Mountain and forest reserve in Tamil Nadu, India

Pakkamalai is a mountain and forest reserve in Villupuram district of Tamil Nadu, located 45 km southwest of Gingee.

==Geography==
Pakkamalai is steep-sided plateau that reaches an elevation of over 500 meters. In addition to being a forest reserve, Pakkamalai is a sacred forest. There is a shrine to the Goddess Durga on one of the peaks, and a temple to Perumal (Vishnu) at mid-elevation.

==Climate==
Maximum temperature ranges from 30° to 36 °C in the summer, and 24 °C during the winter months. Mean annual rainfall is 700 mm.

==Ecology==
Pakkamalai forest reserve covers an area of 22.38 km^{2}, and the mountain's dry forests contain a mix of species characteristic of the coastal dry evergreen forests which lie to the east, and the dry deciduous forests that lie to the west in the Eastern Ghats.
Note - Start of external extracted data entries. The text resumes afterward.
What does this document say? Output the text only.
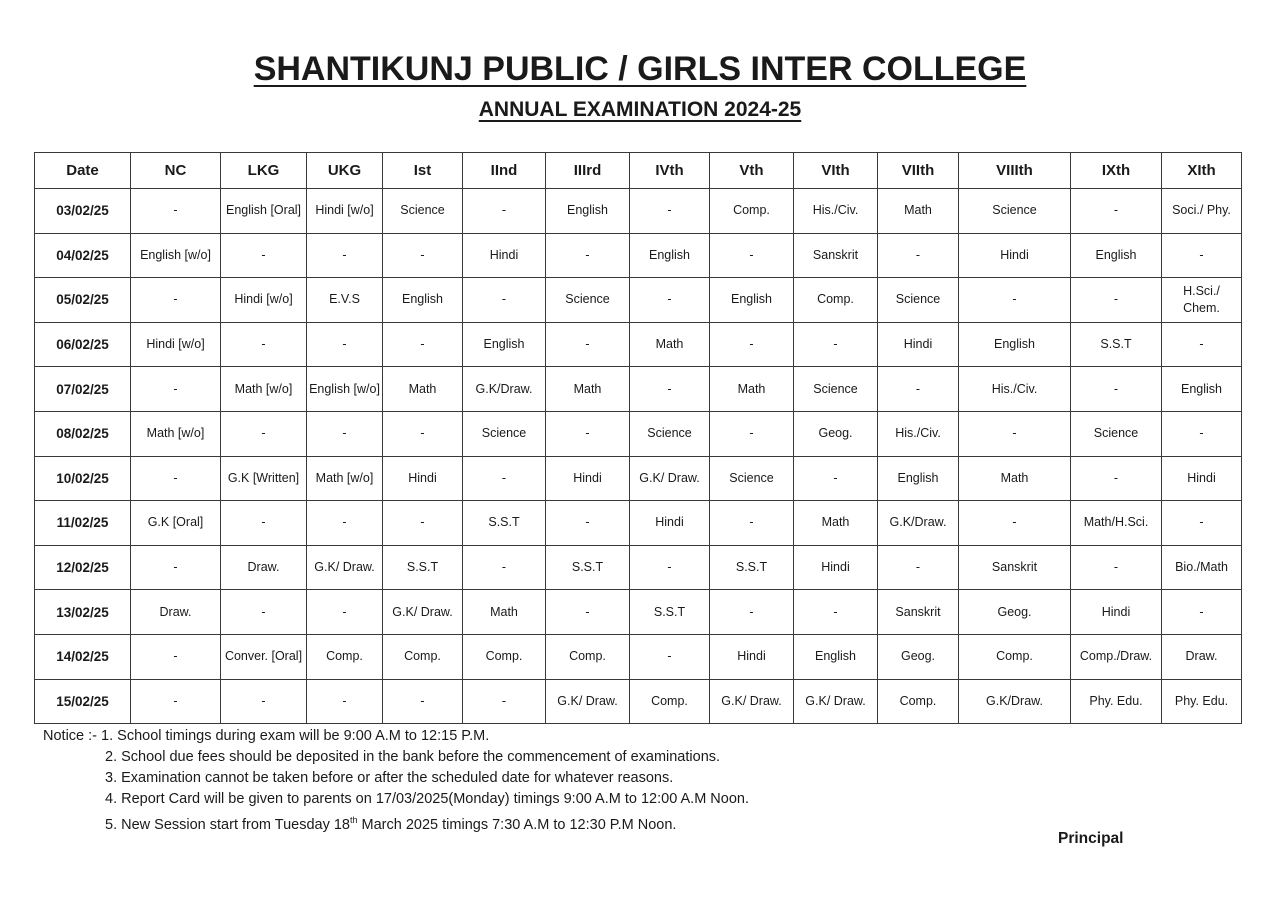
SHANTIKUNJ PUBLIC / GIRLS INTER COLLEGE
ANNUAL EXAMINATION 2024-25
Date	NC	LKG	UKG	Ist	IInd	IIIrd	IVth	Vth	VIth	VIIth	VIIIth	IXth	XIth
03/02/25	-	English [Oral]	Hindi [w/o]	Science	-	English	-	Comp.	His./Civ.	Math	Science	-	Soci./ Phy.
04/02/25	English [w/o]	-	-	-	Hindi	-	English	-	Sanskrit	-	Hindi	English	-
05/02/25	-	Hindi [w/o]	E.V.S	English	-	Science	-	English	Comp.	Science	-	-	H.Sci./ Chem.
06/02/25	Hindi [w/o]	-	-	-	English	-	Math	-	-	Hindi	English	S.S.T	-
07/02/25	-	Math [w/o]	English [w/o]	Math	G.K/Draw.	Math	-	Math	Science	-	His./Civ.	-	English
08/02/25	Math [w/o]	-	-	-	Science	-	Science	-	Geog.	His./Civ.	-	Science	-
10/02/25	-	G.K [Written]	Math [w/o]	Hindi	-	Hindi	G.K/ Draw.	Science	-	English	Math	-	Hindi
11/02/25	G.K [Oral]	-	-	-	S.S.T	-	Hindi	-	Math	G.K/Draw.	-	Math/H.Sci.	-
12/02/25	-	Draw.	G.K/ Draw.	S.S.T	-	S.S.T	-	S.S.T	Hindi	-	Sanskrit	-	Bio./Math
13/02/25	Draw.	-	-	G.K/ Draw.	Math	-	S.S.T	-	-	Sanskrit	Geog.	Hindi	-
14/02/25	-	Conver. [Oral]	Comp.	Comp.	Comp.	Comp.	-	Hindi	English	Geog.	Comp.	Comp./Draw.	Draw.
15/02/25	-	-	-	-	-	G.K/ Draw.	Comp.	G.K/ Draw.	G.K/ Draw.	Comp.	G.K/Draw.	Phy. Edu.	Phy. Edu.
Notice :- 1. School timings during exam will be 9:00 A.M to 12:15 P.M.
2. School due fees should be deposited in the bank before the commencement of examinations.
3. Examination cannot be taken before or after the scheduled date for whatever reasons.
4. Report Card will be given to parents on 17/03/2025(Monday) timings 9:00 A.M to 12:00 A.M Noon.
5. New Session start from Tuesday 18th March 2025 timings 7:30 A.M to 12:30 P.M Noon.
Principal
Typical dry evergreen species in the forests include Atalantia monophylla, Acacia intsia, Combretum albidum, Dichrostachys cinerea, and Psydrax dicoccos, and typical dry deciduous species include Cochlospermum religiosum, Deccania pubescens, Garuga pinnata, Hildegardia populifolia, Ochna lanceolata, and Premna tomentosa. It is also home to several endemic and limited-range species. Hubera senjiana, a rare species of tree, is found only on Pakkamalai, growing in dry rocky soils along forest fringes between 200–300 metres elevation in association with Phyllanthus polyphyllus, Stenosiphonium russellianum, and Justicia beddomei.

The surrounding lowlands are in the Deccan thorn scrub forests ecoregion.

Pakkamalai is home to the easternmost population of the grizzled giant squirrel (Ratufa macroura). It was previously known only in the Western Ghats and the Palani Hills.

In 2019, the critically endangered blue tarantula Poecilotheria metallica, known as the peacock parachute spider or Gooty tarantula, was discovered living in the mountains.